Où il y a peu, où il n'y a pas de lumière. Lieu obscur. Chambre obscure. Prison obscure. Forêt obscure. Nuit obscure. Temps obscur. Il fait obscur, Le temps est sombre. Il fait obscur dans cet endroit, Ce lieu n'est pas bien éclairé, on n'y voit pas clair. Chambre obscure. Voyez, au mot NOIR, Chambre noire.

OBSCUR, en parlant de Couleurs, signifie Qui est moins clair, moins vif, moins éclatant, plus brun, plus chargé. Couleurs obscures. Bleu obscur. Clair-obscur. Voyez CLAIR-OBSCUR.

OBSCUR signifie au figuré Qui n'est pas clair, intelligible, qui ne se fait pas comprendre, ou se fait difficilement comprendre. Discours obscur. Livre fort obscur. Passage, terme obscur. En termes obscurs. Cet auteur est obscur, affecte d'être obscur. Les oracles étaient obscurs.

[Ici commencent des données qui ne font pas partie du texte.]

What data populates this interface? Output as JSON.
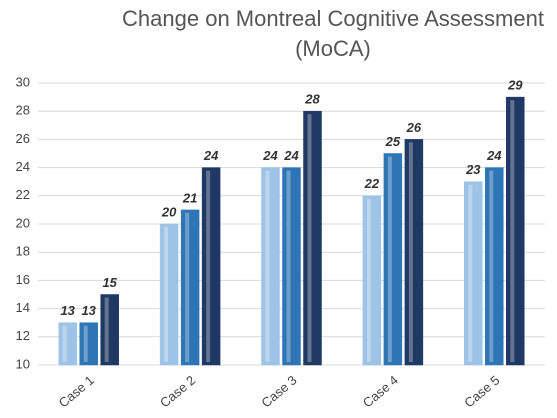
{
  "chart_data": {
    "type": "bar",
    "title": [
      "Change on Montreal Cognitive Assessment",
      "(MoCA)"
    ],
    "categories": [
      "Case 1",
      "Case 2",
      "Case 3",
      "Case 4",
      "Case 5"
    ],
    "series": [
      {
        "color": "#9dc3e6",
        "values": [
          13,
          20,
          24,
          22,
          23
        ]
      },
      {
        "color": "#2e75b6",
        "values": [
          13,
          21,
          24,
          25,
          24
        ]
      },
      {
        "color": "#1f3864",
        "values": [
          15,
          24,
          28,
          26,
          29
        ]
      }
    ],
    "ylim": [
      10,
      30
    ],
    "yticks": [
      10,
      12,
      14,
      16,
      18,
      20,
      22,
      24,
      26,
      28,
      30
    ],
    "grid": true
  }
}
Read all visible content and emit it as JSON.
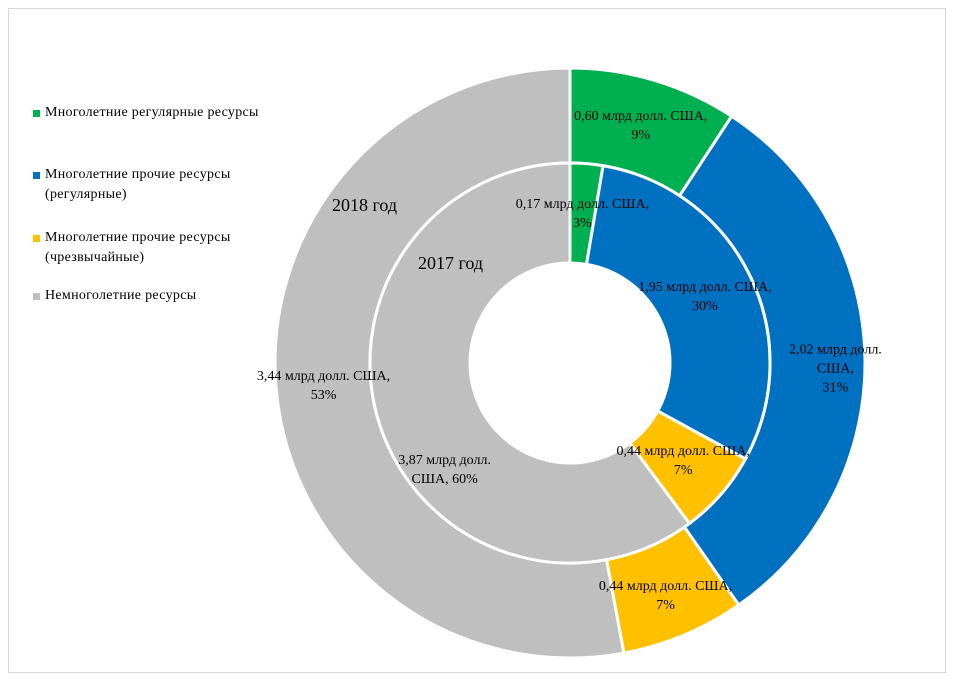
{
  "chart_data": {
    "type": "donut",
    "categories": [
      "Многолетние регулярные ресурсы",
      "Многолетние прочие ресурсы\n(регулярные)",
      "Многолетние прочие ресурсы\n(чрезвычайные)",
      "Немноголетние  ресурсы"
    ],
    "colors": [
      "#00b050",
      "#0070c0",
      "#ffc000",
      "#bfbfbf"
    ],
    "series": [
      {
        "name": "2018 год",
        "values": [
          0.6,
          2.02,
          0.44,
          3.44
        ],
        "value_labels": [
          "0,60 млрд долл. США,\n9%",
          "2,02 млрд долл. США,\n31%",
          "0,44 млрд долл. США,\n7%",
          "3,44 млрд долл. США,\n53%"
        ]
      },
      {
        "name": "2017 год",
        "values": [
          0.17,
          1.95,
          0.44,
          3.87
        ],
        "value_labels": [
          "0,17 млрд долл. США,\n3%",
          "1,95 млрд долл. США,\n30%",
          "0,44 млрд долл. США,\n7%",
          "3,87 млрд долл.\nСША, 60%"
        ]
      }
    ],
    "legend": "left"
  }
}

OBSCUR signifie aussi Qui est peu connu, caché. C'est un homme obscur. Il mène une vie obscure. État obscur. Condition obscure. Mérite obscur. Vertu obscure. Cet homme est d'une naissance, d'une famille obscure, est né de parents obscurs.

Littré (1872-1877)

OBSCUR (ob-skur', sku-r'. Au XVIe siècle, on prononçait oscur, d'après Bèze) adj.
  • 1Où il n'y a point de lumière. Une nuit obscure. Cette obscure clarté qui tombe des étoiles, Corneille, Cid, IV, 3. Fumée obscure, Rotrou, Herc. mour. III, 4. Par un chemin obscur une esclave me guide, Racine, Bajaz. I, 1.

    Il fait obscur, le jour a peu de lumière.

    Il fait obscur en cet endroit, ce lieu n'est pas bien éclairé, on n'y voit pas bien clair.

    Chaleur obscure, chaleur sans aucune lumière, comme celle qui est donnée par un boulet chauffé à deux ou trois cents degrés. Pour reconnaître les effets de la chaleur obscure, c'est-à-dire de la chaleur privée de lumière, de flamme, et du feu libre, autant qu'il est possible, j'ai fait quelques expériences en grand, dont les résultats m'ont paru très intéressants, Buffon, Hist. min. Introd. Œuv. t. VII, p. 98.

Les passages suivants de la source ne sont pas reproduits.